St. Martin's is a diverse congregation in terms of the members' ethnic, socioeconomic and spiritual backgrounds. Many of the newcomers to the Orthodox faith seem to be attracted to the serenity they feel worshipping there.
"I've been struck by how many people have said our parish is an island of 'calm,'" Baglien said. "We live in a very frenetic world and for many people we represent a refuge from that 'noise' and 'commotion.'"
A former business executive, Baglien believes that's due partly to the church's pastoral setting where deer frequently graze on the church grounds amidst towering firs.
Their traditional style of worship also contributes to a feeling of serenity, he added. Services last about two and a half hours, and feature candlelight, incense, chanting of Scripture and a cappella choir music. Sometimes the choir sings antiphonally, an ancient technique in which a choir divides in half to sing alternately to each other from opposite sides of the church.

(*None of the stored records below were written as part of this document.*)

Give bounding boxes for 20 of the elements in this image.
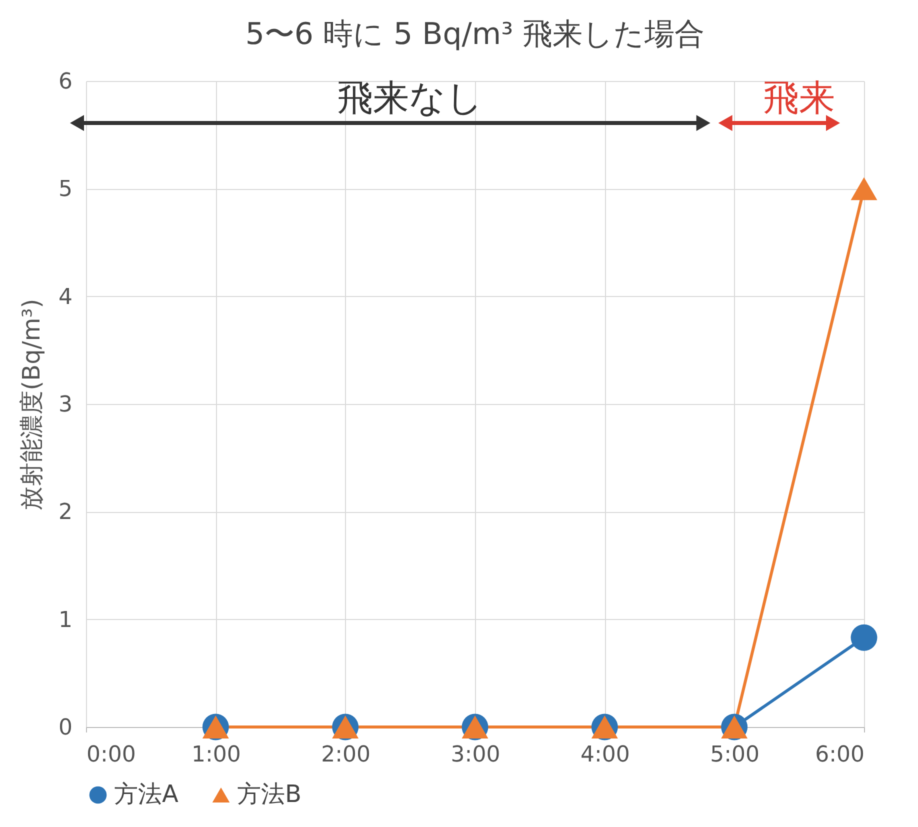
annotation: 飛来 xyxy=(763,78,836,119)
y-tick-label: 2 xyxy=(58,500,72,526)
y-tick-label: 6 xyxy=(58,70,72,94)
y-tick-label: 5 xyxy=(58,177,72,202)
y-axis-title: 放射能濃度(Bq/m³) xyxy=(18,298,46,510)
y-tick-label: 1 xyxy=(58,608,72,633)
x-tick-label: 6:00 xyxy=(815,742,864,768)
annotation: 飛来なし xyxy=(337,78,484,119)
y-tick-label: 3 xyxy=(58,392,72,418)
x-tick-label: 5:00 xyxy=(710,742,760,768)
legend-label: 方法A xyxy=(114,780,179,808)
y-tick-label: 0 xyxy=(58,716,72,740)
x-tick-label: 4:00 xyxy=(580,742,630,768)
chart-title: 5〜6 時に 5 Bq/m³ 飛来した場合 xyxy=(245,17,705,52)
x-tick-label: 0:00 xyxy=(86,742,136,768)
x-tick-label: 3:00 xyxy=(450,742,500,768)
legend-label: 方法B xyxy=(237,780,302,808)
x-tick-label: 1:00 xyxy=(191,742,241,768)
y-tick-label: 4 xyxy=(58,284,72,310)
x-tick-label: 2:00 xyxy=(321,742,371,768)
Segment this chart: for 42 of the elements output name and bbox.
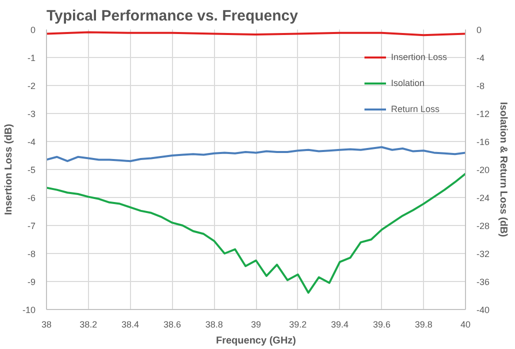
y-tick-label: -3 xyxy=(28,109,36,119)
x-tick-label: 39 xyxy=(250,320,262,330)
line-series xyxy=(46,146,466,162)
x-tick-label: 38.6 xyxy=(163,320,181,330)
legend-label: Isolation xyxy=(390,78,424,88)
y2-tick-label: -24 xyxy=(476,193,490,203)
x-tick-label: 38.4 xyxy=(122,320,140,330)
y2-tick-label: -20 xyxy=(476,165,490,175)
y-tick-label: -2 xyxy=(28,81,36,91)
x-tick-label: 38.8 xyxy=(205,320,223,330)
legend-label: Insertion Loss xyxy=(390,52,447,62)
y2-tick-label: -8 xyxy=(476,81,485,91)
x-axis-title: Frequency (GHz) xyxy=(216,336,296,346)
y2-tick-label: -4 xyxy=(476,53,485,63)
y-tick-label: -4 xyxy=(28,137,36,147)
y-tick-label: -7 xyxy=(28,221,36,231)
y-tick-label: -8 xyxy=(28,249,36,259)
y2-axis-title: Isolation & Return Loss (dB) xyxy=(498,102,509,237)
x-tick-label: 39.2 xyxy=(289,320,307,330)
x-tick-label: 39.8 xyxy=(414,320,432,330)
x-tick-label: 38 xyxy=(41,320,52,330)
x-tick-label: 39.6 xyxy=(372,320,390,330)
y-tick-label: 0 xyxy=(30,25,36,35)
line-series xyxy=(46,172,466,294)
x-tick-label: 39.4 xyxy=(331,320,349,330)
y2-tick-label: -28 xyxy=(476,221,490,231)
x-tick-label: 38.2 xyxy=(80,320,98,330)
y-tick-label: -9 xyxy=(28,277,36,287)
x-tick-label: 40 xyxy=(460,320,471,330)
y2-tick-label: -40 xyxy=(476,305,490,315)
y-tick-label: -6 xyxy=(28,193,36,203)
y2-tick-label: -16 xyxy=(476,137,490,147)
y2-tick-label: -36 xyxy=(476,277,490,287)
y-tick-label: -5 xyxy=(28,165,36,175)
y-tick-label: -10 xyxy=(22,305,36,315)
y-axis-title: Insertion Loss (dB) xyxy=(3,124,14,216)
y2-tick-label: 0 xyxy=(476,25,482,35)
y-tick-label: -1 xyxy=(28,53,36,63)
y2-tick-label: -12 xyxy=(476,109,490,119)
y2-tick-label: -32 xyxy=(476,249,490,259)
legend-label: Return Loss xyxy=(390,104,440,114)
chart-title: Typical Performance vs. Frequency xyxy=(46,8,299,24)
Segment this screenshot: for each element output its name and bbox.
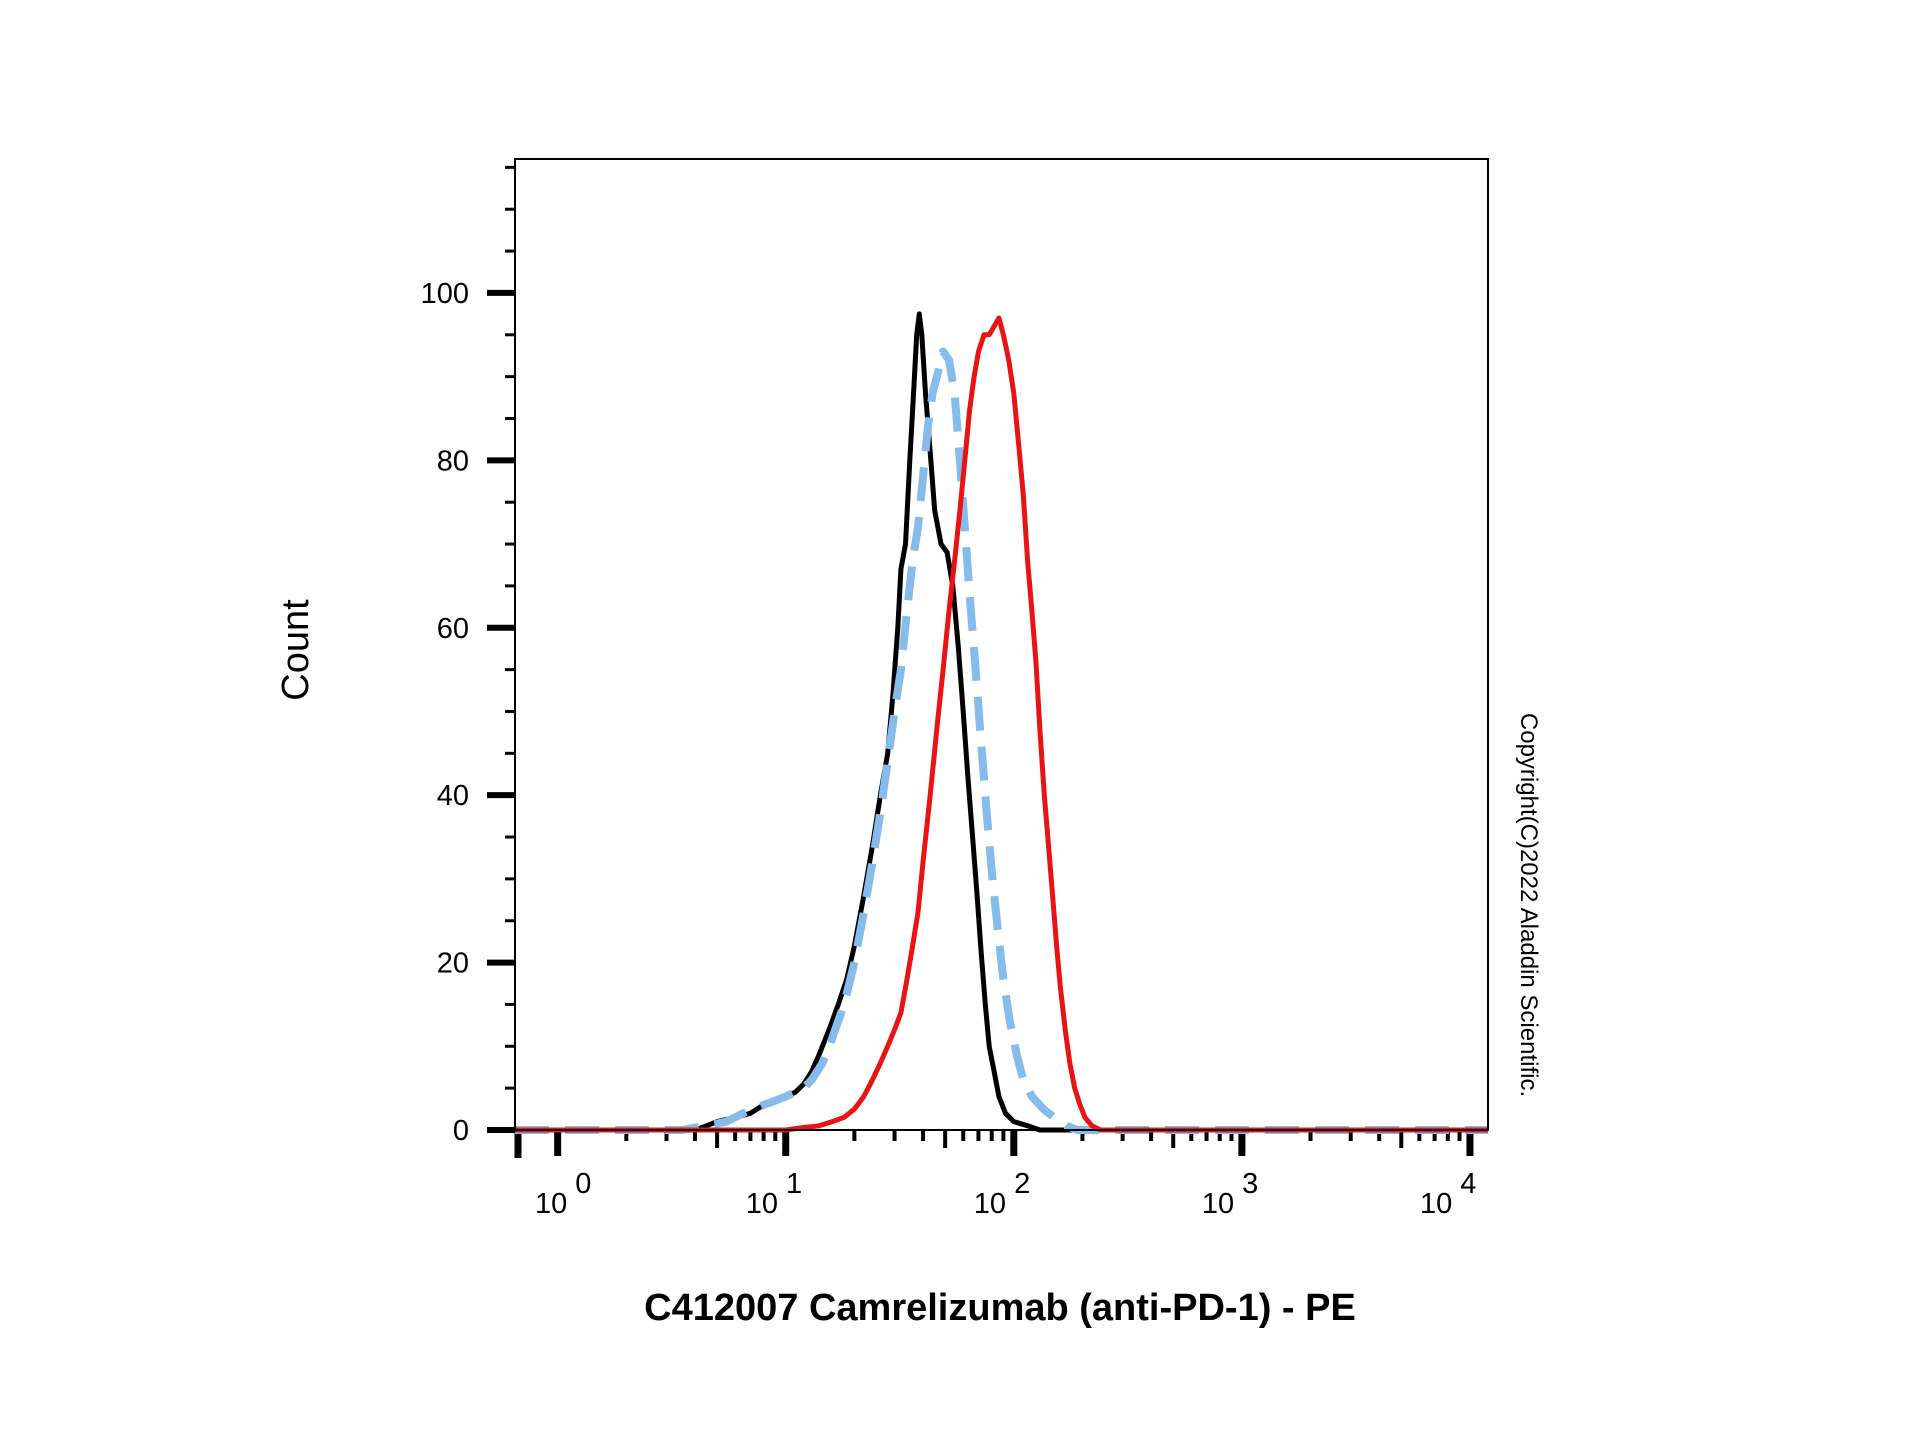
x-tick-base: 10	[1420, 1188, 1452, 1220]
x-tick-exponent: 1	[786, 1168, 802, 1200]
histogram-series	[515, 311, 1488, 1134]
x-tick-label: 103	[1202, 1168, 1258, 1220]
y-tick-label: 80	[437, 445, 469, 477]
x-tick-base: 10	[746, 1188, 778, 1220]
blue-dashed-histogram-line	[515, 347, 1488, 1134]
x-tick-base: 10	[1202, 1188, 1234, 1220]
y-tick-label: 40	[437, 780, 469, 812]
black-histogram-line	[515, 311, 1488, 1133]
x-tick-label: 104	[1420, 1168, 1476, 1220]
y-tick-label: 0	[453, 1115, 469, 1147]
x-axis-title: C412007 Camrelizumab (anti-PD-1) - PE	[644, 1287, 1356, 1329]
y-tick-label: 100	[421, 278, 469, 310]
y-tick-label: 60	[437, 613, 469, 645]
x-tick-label: 102	[974, 1168, 1030, 1220]
copyright-text: Copyright(C)2022 Aladdin Scientific.	[1515, 713, 1542, 1097]
x-tick-exponent: 0	[575, 1168, 591, 1200]
y-axis-title: Count	[275, 599, 317, 701]
x-tick-exponent: 2	[1014, 1168, 1030, 1200]
y-axis-ticks: 0 20 40 60 80 100	[421, 165, 515, 1147]
x-tick-exponent: 4	[1460, 1168, 1476, 1200]
x-tick-label: 101	[746, 1168, 802, 1220]
y-tick-label: 20	[437, 948, 469, 980]
red-histogram-line	[515, 315, 1488, 1133]
plot-frame	[514, 158, 1489, 1131]
x-tick-exponent: 3	[1242, 1168, 1258, 1200]
x-tick-base: 10	[535, 1188, 567, 1220]
x-tick-label: 100	[535, 1168, 591, 1220]
x-tick-base: 10	[974, 1188, 1006, 1220]
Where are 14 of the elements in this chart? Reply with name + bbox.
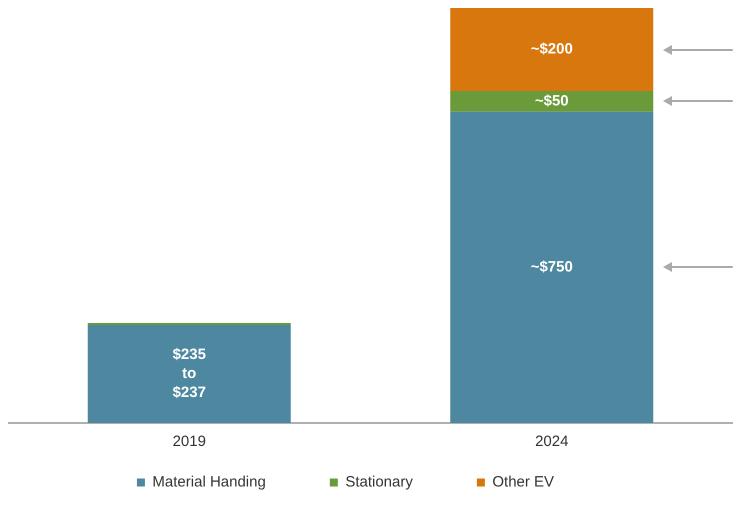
legend-label: Stationary <box>345 474 463 491</box>
data-label: ~$200 <box>530 40 573 58</box>
bar <box>88 322 291 326</box>
x-tick-label: 2019 <box>172 433 206 450</box>
x-tick-label: 2024 <box>535 433 568 450</box>
legend-label: Material Handing <box>152 474 316 491</box>
bar <box>450 8 654 91</box>
legend-label: Other EV <box>492 474 604 491</box>
data-label: ~$50 <box>534 92 569 110</box>
bar <box>88 325 291 423</box>
data-label: ~$750 <box>530 258 573 276</box>
bar <box>450 112 654 423</box>
bar <box>450 91 654 112</box>
annotation: $235 to $237 <box>172 346 206 402</box>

Future plans call for a separate parish hall to be built later this year. More space is needed to accommodate the church's classes, feasts and fellowships which are currently held in the priest's home across the road.
Members would also like to install a covered sitting area for people who walk up to the church along a path from The Corvallis Clinic and Good Samaritan Regional Health Center.
"We've had lots of people say they see the domes and crosses on top of the church from their hospital rooms and that they bring them comfort. And a lot of people that work at the hospital or clinic take walks up here on their lunch hour. We don't want to discourage them in any way," Baglien said.
St. Martin the merciful orthodox church
925 N.W. Camellia Drive
St. Martin's weekly worship schedule includes a 6 p.m. Vigil on Saturdays and Divine Liturgy at 9:30 a.m. every Sunday.